あれからワタナベさんは、俺達とずっと一緒に付いてきている。王都の王様の元に向かわせて保護を頼むという手段もあったが、ワタナベさんが俺達と一緒に行きたいと言ったので、そのままの形になっていた。神国にも渡ってみたいと言うのでニニギにも聞いてみた所、
「貴方様が御守りするというのであれば、私方は構いませんよ」
と、言ってくれた。
ちなみにワタナベさんには、『記憶を失っている振り』をしてもらっている。みんなにも俺から話しておいた。

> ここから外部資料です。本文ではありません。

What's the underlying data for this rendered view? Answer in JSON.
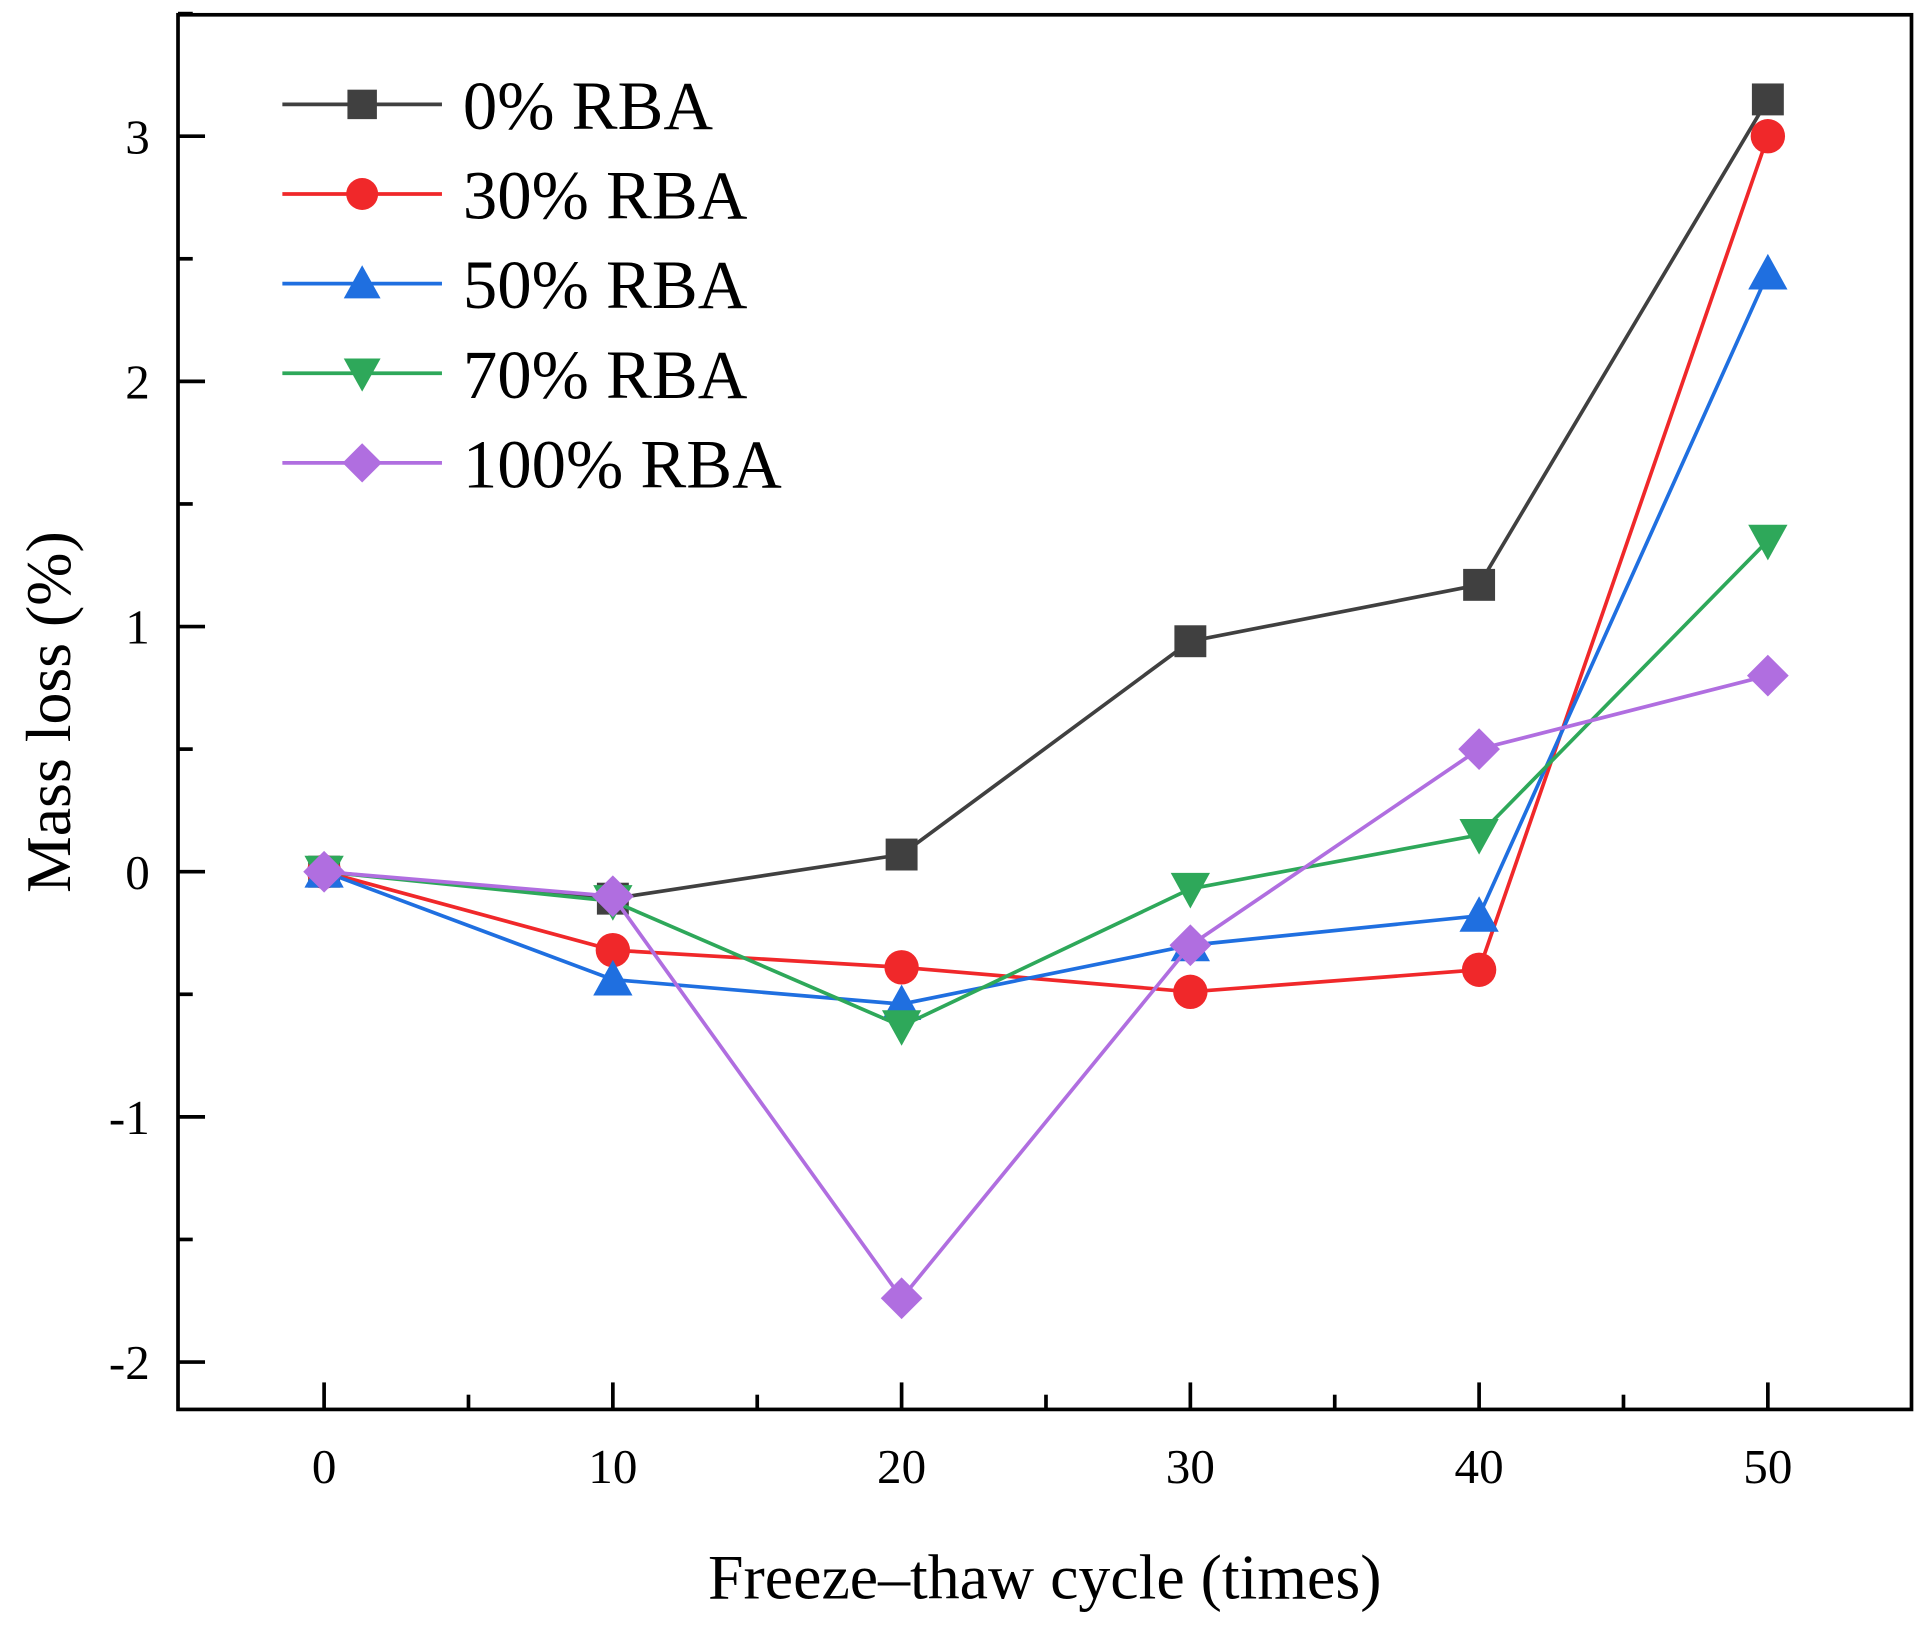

この世界で初めて訪れた港町は、なんというか普通の西洋風の港町だった。港では半裸の男達が、忙しそうに荷物を運び回っている。船も大きいのから小さいのまで、様々な物が停泊していた。
この港にも神国へ渡る船は、ニニギ達が乗ってきた物しかない。実は神国とこの国を挟む海域には、それはそれは大きな渦潮が巻いており、一年の内の半分はその大渦のせいで、かなり遠回りの航路をとらなければ神国へは渡れなくなっているらしい。今は大渦が小さくなっている時期らしいので、5日程船旅をするだけで渡れるという話だった。

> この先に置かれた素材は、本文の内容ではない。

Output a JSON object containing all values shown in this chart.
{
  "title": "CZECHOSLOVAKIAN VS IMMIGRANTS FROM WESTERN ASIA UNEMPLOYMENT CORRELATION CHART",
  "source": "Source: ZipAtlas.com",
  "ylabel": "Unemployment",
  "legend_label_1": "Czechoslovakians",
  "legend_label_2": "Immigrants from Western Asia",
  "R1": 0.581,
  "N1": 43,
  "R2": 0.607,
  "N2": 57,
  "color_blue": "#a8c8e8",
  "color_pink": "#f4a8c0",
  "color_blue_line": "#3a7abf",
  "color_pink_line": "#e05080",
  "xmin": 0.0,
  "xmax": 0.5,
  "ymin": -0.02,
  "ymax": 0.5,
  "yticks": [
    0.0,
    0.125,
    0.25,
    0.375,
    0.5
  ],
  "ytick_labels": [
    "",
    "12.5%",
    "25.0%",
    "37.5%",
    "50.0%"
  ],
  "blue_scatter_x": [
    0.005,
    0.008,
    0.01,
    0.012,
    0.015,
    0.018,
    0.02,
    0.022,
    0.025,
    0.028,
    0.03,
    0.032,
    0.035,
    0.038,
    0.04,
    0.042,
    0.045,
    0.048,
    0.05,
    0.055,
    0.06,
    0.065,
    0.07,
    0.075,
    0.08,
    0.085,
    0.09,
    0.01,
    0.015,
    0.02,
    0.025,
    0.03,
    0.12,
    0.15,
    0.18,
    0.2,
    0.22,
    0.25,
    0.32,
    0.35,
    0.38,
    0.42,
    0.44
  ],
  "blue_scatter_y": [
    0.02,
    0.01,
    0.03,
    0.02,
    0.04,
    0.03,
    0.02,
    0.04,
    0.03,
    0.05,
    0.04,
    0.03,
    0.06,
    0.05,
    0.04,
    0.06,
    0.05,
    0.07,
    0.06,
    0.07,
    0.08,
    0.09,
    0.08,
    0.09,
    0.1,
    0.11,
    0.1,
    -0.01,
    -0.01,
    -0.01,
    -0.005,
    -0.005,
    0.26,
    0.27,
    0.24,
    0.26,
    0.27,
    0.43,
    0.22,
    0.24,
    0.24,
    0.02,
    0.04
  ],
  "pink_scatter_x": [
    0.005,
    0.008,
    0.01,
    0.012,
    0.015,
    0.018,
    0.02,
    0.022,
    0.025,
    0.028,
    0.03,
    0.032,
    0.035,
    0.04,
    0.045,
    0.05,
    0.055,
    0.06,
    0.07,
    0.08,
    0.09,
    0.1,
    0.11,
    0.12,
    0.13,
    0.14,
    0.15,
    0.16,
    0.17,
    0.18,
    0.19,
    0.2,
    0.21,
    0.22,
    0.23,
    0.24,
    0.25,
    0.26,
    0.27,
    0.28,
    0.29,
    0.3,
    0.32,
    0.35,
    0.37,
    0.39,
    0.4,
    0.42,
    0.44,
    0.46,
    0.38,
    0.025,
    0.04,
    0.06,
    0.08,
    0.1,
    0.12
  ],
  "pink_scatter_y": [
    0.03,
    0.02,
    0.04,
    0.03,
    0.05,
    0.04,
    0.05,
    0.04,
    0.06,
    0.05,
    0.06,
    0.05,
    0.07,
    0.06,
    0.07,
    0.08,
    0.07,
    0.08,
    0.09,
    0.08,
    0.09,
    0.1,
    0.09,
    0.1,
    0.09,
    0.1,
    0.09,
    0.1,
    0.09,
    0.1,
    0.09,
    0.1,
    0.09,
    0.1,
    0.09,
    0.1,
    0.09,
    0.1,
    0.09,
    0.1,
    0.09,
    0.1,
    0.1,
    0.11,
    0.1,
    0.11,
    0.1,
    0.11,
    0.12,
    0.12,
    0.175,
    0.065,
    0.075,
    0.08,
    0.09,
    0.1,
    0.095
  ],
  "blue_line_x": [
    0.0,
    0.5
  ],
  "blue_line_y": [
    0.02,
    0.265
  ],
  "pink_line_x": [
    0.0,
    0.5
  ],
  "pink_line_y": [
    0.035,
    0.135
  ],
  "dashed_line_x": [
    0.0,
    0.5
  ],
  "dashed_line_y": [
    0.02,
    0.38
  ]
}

その大渦があるおかげでスメラギ神国は、他国の戦乱に巻き込まれたりする事もなく、独自の文化を発展させていったという。
港町には天候を見計らう為に、3日程滞在していた。俺達が乗る船の船長が、「この天気なら大丈夫だろう」とやっと見立てたので、船に乗り込み出航する事になった。
俺達が乗っている船は、俺が元居た世界でいう所の『観光船』ぐらいの大きさの物だ。帆柱が船の前後に一本ずつ立っており、前が大きな帆、後ろが小さな帆になっている。乗船している人数は、俺達とニニギ一行、後は船員達を合わせての合計30人ぐらいだった。
天気は晴れが続いており、波は比較的に穏やかで順調な航海だ。だが、それでも俺は酷い船酔いになっていた。俺達の為に用意してくれた船室で、ずっと横になっている。船室の数は少ないので、アーリエやプロヴダと相部屋になっていた。ワナタベさんはニニギを除いた使者の人達や、この船の船員達と供に大部屋の方で寝起きをしていた。アーリエも俺と同じく船酔いになっていたのだが、一日経っただけでだいぶマシになったようなので、それからはずっと俺を介抱してくれていた。
船が出てから3日後、俺もなんとか食べ物を口にできるぐらいには回復していた。
5日後には船は神国へと無事に辿り着いていた。